Hauttöne und LOG/LUT Workflow
Gimbal- und Handheld-Setup
BS1H mit SmallRig und Zacuto Cage



Wir hatten vorab Gelegenheit zu einem ersten kurzen Dreh mit der neuen Panasonic Vollformat Box Camera BS1H und haben unterschiedliche Setups aufgeriggt: Mit diversen Cages und Griffen im kompakten Hand-Setup sowie am Ronin DJI RS2 inkl. Atomos Ninja V+ und SDI (!) Monitoring. Hier unsere ersten Aufnahmen und Erfahrungen mit der extrem modularen Panasonic BS1H.

Vorab unser Tageslichtdreh mit Caro bei dem neben der Vollformat Panasonic BS1H das aktuell LUMIX S50 mm F1.8 sowie das Lumix 20-60 mmF3.5-5.6. Zum Einsatz kamen.
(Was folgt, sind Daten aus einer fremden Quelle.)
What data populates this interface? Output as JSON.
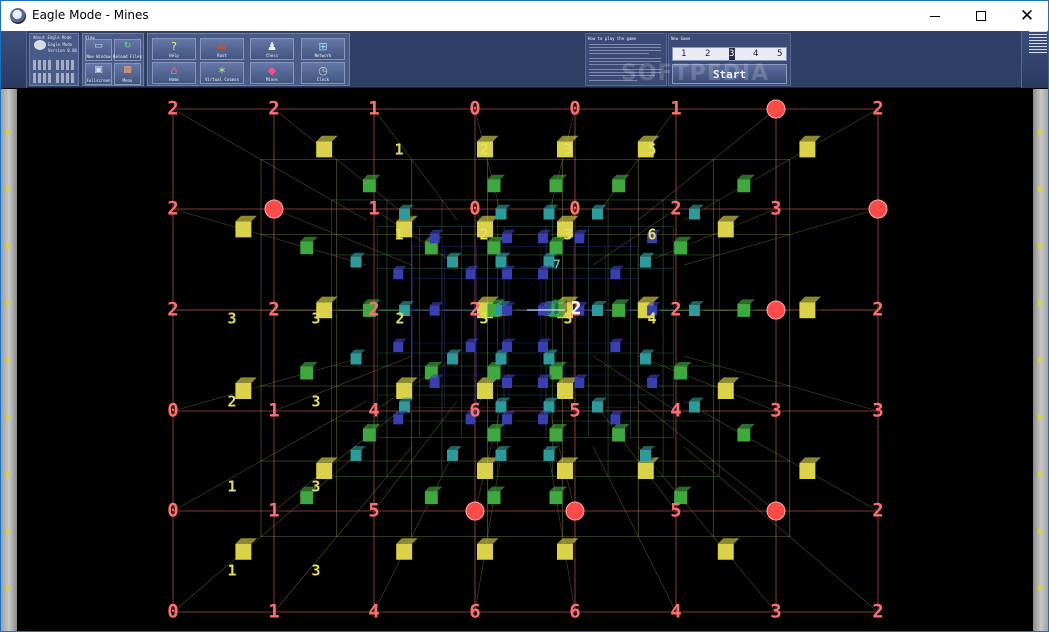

Darüber hinaus waren der DJI Ronin RS2, der SmallRig 3024 / DC-BGH1 Cage, der Zacuto BGH1-Cage, der Atomos Ninja V+ sowie unser Genustech Eclipse Vario-ND mit von der Partie.



Hauttöne und LOG/LUT Workflow



Die Panasonic BS1H verfügt über den gleichen leistungsstarken Vollformat-6K Sensor wie die Flaggschiff Panasonic S1H DSLM.

Damit einher geht einer der besten am Markt befindlichen Dynamikumfänge in dieser Kameraklasse und ein sehr robustes 6K 10 Bit V-Log Recording.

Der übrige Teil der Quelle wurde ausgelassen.